Servings
2
Prep time
Cook time
Recipe
DF, GF
Ingredients
- 1 tbsp extra-virgin olive oil
- 250g chicken breast, flattened
- Sea salt & black pepper, to taste
Dressing - 2 tbsp tamari
- 1 tbsp white balsamic vinegar
- 1 tbsp Dijon mustard
- 1 tbsp sesame oil
- 1 tbsp raw honey
Salad - 1 head cos lettuce, chopped
- 1 cup chopped purple cabbage
- 2 carrots, grated or julienned
- ½ avocado, cubed
- 3 tbsp slivered almonds, toasted
- 1 spring onion, sliced
- 2 tsp sesame seeds, to serve
Method
- Heat the olive oil in a non-stick frying pan over medium-high heat.

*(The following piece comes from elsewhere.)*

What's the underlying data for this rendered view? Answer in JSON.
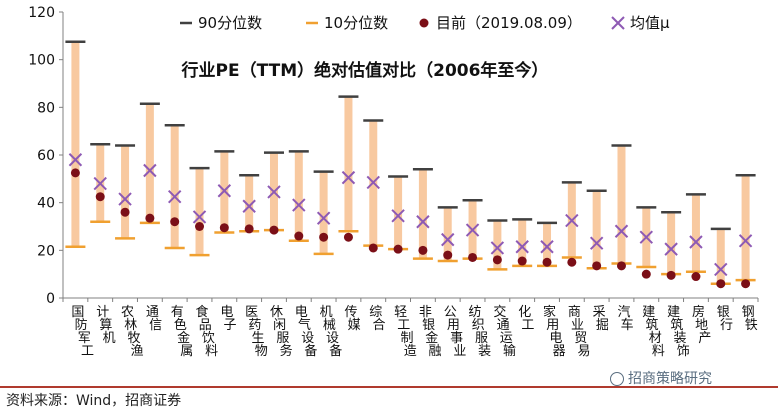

- Add the chicken to the pan, sprinkle with salt and pepper and cook for 5–6 mins on each side, or until the chicken is cooked through. Allow to cool.

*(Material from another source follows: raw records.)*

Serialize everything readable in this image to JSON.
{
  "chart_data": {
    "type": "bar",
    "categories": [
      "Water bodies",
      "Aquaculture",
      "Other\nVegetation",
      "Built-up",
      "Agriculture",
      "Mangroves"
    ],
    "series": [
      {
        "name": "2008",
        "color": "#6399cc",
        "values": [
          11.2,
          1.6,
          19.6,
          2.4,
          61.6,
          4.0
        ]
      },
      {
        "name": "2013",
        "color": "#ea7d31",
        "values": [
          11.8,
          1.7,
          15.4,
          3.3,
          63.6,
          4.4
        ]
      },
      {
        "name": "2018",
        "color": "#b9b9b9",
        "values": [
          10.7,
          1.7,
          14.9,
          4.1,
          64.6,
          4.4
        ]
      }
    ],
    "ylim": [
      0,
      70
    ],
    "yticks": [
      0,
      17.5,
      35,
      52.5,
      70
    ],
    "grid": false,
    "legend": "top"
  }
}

- Shred the chicken using two forks and set aside.
- Place all the dressing ingredients in a bowl and whisk with a fork until combined.
- To make the salad, place all the ingredients in a mixing bowl and pour over the dressing. Add the shredded chicken and toss to combine.
- Divide the salad between 2 bowls and serve.
- Tip: You can swap any of the animal-based protein options above for: 1 cup lentils, chickpeas or beans (or a mix), 2 eggs, 100g tempeh or 150g tofu.